Maria and John have had three more children since our wedding. The twins, Joel and Josh were born ten months later and little Rose was born just a few months ago. I see the way Eli looks at the children when he doesn't know I'm there. I know he longs for his own family, but that is something I'll never be able to give him. He doesn't mention it and I know it's because he doesn't want to upset me. It's out of my control; I know that and I have tried to accept that. In fact, I have accepted it. What I haven't accepted is the hurt it causes Eli. It's not his fault and I desperately want to make him happy. I did consider adoption, and I discussed with Eli, but we both feel it isn't the right time for a commitment like that. His job is dangerous, let's be honest about that. I don't want to give up work at the precinct and I don't even think I would manage to stay at home with a child, let alone know what to do. For now, we've decided to put that on the back burner.

We've just re-homed two retired police dogs though, so the house isn't as empty as it used to be. It took us a couple of years to be able to think about having another dog and then two fell into our lap. Oscar and Buddy aren't Scar, but it was never our intention to replace him. They are different, but they are both beautiful and well behaved animals.

Arrow eventually joined Eli's team. It took some persuading but he decided to join the team about two years ago. I think he realized how much he was missing out on because he was away on surveillance a lot the few years before he joined. I think that was the deciding factor really. Ash and Arrow still spend most evenings at our house and I have grown very close to them. They have been like big brothers to me; taking care of me and helping me.

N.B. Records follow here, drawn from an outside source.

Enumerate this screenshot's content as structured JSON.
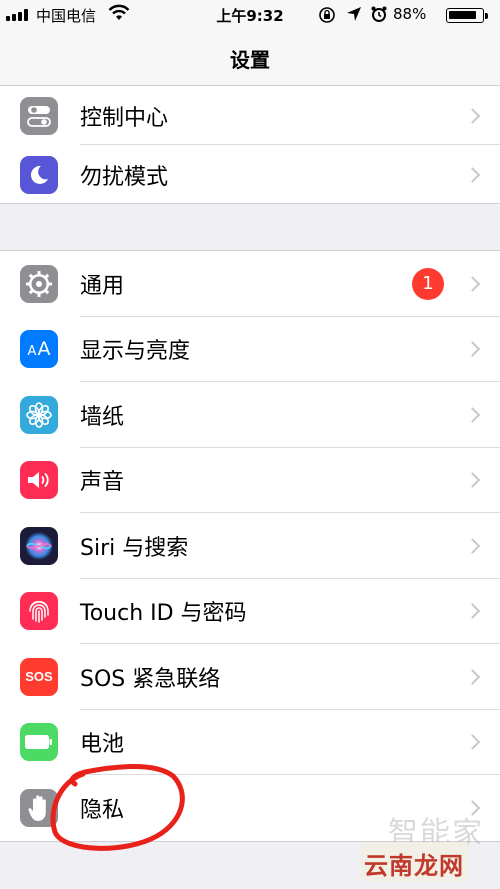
{
  "status_bar": {
    "carrier": "中国电信",
    "time": "上午9:32",
    "battery_percent": "88%",
    "battery_level": 0.88
  },
  "nav": {
    "title": "设置"
  },
  "group1": [
    {
      "label": "控制中心",
      "icon": "control-center-icon",
      "color": "#8e8e93"
    },
    {
      "label": "勿扰模式",
      "icon": "moon-icon",
      "color": "#5856d6"
    }
  ],
  "group2": [
    {
      "label": "通用",
      "icon": "gear-icon",
      "color": "#8e8e93",
      "badge": "1"
    },
    {
      "label": "显示与亮度",
      "icon": "text-size-icon",
      "color": "#007aff"
    },
    {
      "label": "墙纸",
      "icon": "flower-icon",
      "color": "#34aadc"
    },
    {
      "label": "声音",
      "icon": "speaker-icon",
      "color": "#ff2d55"
    },
    {
      "label": "Siri 与搜索",
      "icon": "siri-icon",
      "color": "#1c1c3a"
    },
    {
      "label": "Touch ID 与密码",
      "icon": "fingerprint-icon",
      "color": "#ff2d55"
    },
    {
      "label": "SOS 紧急联络",
      "icon": "sos-icon",
      "color": "#ff3b30",
      "icon_text": "SOS"
    },
    {
      "label": "电池",
      "icon": "battery-icon",
      "color": "#4cd964"
    },
    {
      "label": "隐私",
      "icon": "hand-icon",
      "color": "#8e8e93"
    }
  ],
  "text_size_glyph": "AA",
  "watermark": {
    "faint": "智能家",
    "main": "云南龙网"
  }
}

Life seemed almost too good to be true for a year or so. Then we got the news that Paul was being released from prison. I think everyone thought I would have a melt down over it, but honestly, I'm a different person to the girl I was back then. I mean, I don't want to see him or anything, don't get me wrong. However, as long as he stays away from me then I have no reason to even think about him. He has no influence on my life anymore; as long as he doesn't try to hurt me. I know that Eli and the team would never let that happen though. They've all taken on an extremely protective roll over me, especially since I became Eli's wife. I don't think I'll ever get used to hearing or saying that.

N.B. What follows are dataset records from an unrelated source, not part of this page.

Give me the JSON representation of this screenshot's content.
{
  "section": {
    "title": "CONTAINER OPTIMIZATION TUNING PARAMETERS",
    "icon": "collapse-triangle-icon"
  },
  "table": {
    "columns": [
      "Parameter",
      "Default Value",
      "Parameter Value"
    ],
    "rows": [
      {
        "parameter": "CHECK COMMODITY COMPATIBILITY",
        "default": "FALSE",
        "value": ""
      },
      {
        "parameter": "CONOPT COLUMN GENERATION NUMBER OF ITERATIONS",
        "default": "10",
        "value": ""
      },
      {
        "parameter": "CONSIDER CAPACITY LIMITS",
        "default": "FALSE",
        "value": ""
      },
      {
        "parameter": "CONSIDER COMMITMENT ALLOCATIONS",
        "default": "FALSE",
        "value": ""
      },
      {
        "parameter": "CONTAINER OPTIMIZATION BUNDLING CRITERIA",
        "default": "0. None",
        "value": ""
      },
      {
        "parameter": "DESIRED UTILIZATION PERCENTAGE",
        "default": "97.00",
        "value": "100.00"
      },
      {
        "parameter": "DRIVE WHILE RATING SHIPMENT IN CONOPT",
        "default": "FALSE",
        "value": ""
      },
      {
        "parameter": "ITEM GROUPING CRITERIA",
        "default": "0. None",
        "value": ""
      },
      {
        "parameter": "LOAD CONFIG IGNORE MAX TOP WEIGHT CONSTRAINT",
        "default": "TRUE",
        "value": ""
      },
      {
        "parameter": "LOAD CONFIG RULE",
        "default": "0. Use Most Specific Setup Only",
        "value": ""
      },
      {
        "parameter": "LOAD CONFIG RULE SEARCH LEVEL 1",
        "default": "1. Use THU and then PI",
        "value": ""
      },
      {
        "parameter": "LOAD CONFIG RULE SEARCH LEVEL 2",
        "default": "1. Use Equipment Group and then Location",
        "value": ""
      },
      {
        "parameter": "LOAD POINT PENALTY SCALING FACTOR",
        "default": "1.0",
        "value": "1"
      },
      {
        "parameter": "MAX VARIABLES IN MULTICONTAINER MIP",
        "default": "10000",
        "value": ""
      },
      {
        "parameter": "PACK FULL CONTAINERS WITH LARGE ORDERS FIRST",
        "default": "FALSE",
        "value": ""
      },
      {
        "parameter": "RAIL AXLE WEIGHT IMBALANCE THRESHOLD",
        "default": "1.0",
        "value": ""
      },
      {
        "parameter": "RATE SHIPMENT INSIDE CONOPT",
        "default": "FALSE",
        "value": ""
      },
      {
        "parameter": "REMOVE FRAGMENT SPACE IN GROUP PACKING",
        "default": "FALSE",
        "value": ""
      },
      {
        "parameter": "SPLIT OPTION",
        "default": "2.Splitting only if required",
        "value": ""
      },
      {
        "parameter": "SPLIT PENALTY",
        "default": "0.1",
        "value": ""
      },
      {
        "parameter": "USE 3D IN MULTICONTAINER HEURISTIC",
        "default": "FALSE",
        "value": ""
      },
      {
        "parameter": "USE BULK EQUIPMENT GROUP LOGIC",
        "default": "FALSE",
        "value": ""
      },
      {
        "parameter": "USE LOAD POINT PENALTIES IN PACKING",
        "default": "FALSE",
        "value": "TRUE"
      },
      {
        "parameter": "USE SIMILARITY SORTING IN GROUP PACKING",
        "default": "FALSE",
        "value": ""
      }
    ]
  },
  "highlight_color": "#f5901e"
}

I haven't heard my poppa's voice in a few years now. I miss my parents terribly, but I know that they were there for me when I needed them. I'll never not need them, but I'm managing much better now. I guess my poppa knows I can cope without having to hear him guide me every step of the way. Connie and Don have been pretty great, trying to be my parents without trying to replace my real parents. I have been blessed with wonderful people surrounding me and I've come to realize this more and more as the years have passed.

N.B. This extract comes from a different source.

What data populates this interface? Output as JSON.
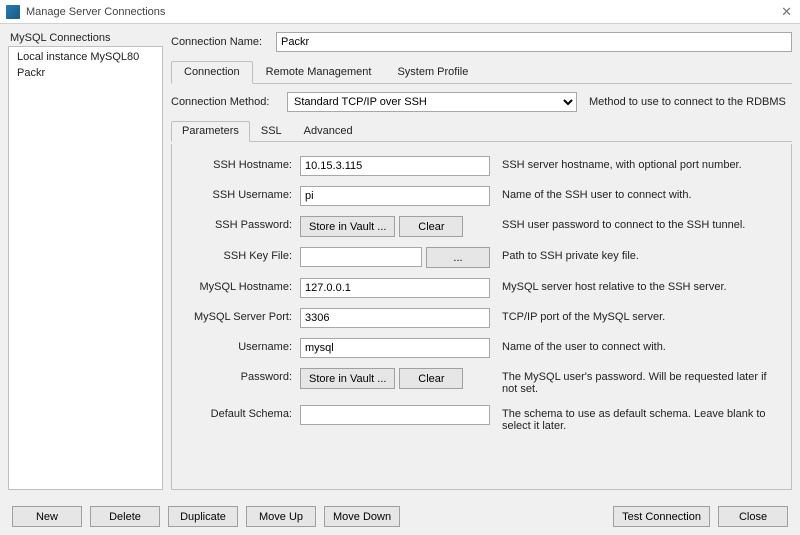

I still see Sam, but usually only once a month now, unless something is particularly hounding me. We've managed to get to a place where I am at a lower level of medication. I'm not off the drugs completely and my dose is slightly higher than the usual recommendation, but Sam is happy for it to stay at that level because that's what I can function on. We tried to drop the dose even lower, but I started to revert back to my panicking behavior and it wasn't something I could control either. The chemical reactions in my body wouldn't allow me to take control of them and I was so distressed at my huge leap backwards that Sam decided to increase the dose again. It's not something I like or want, but it's necessary for now.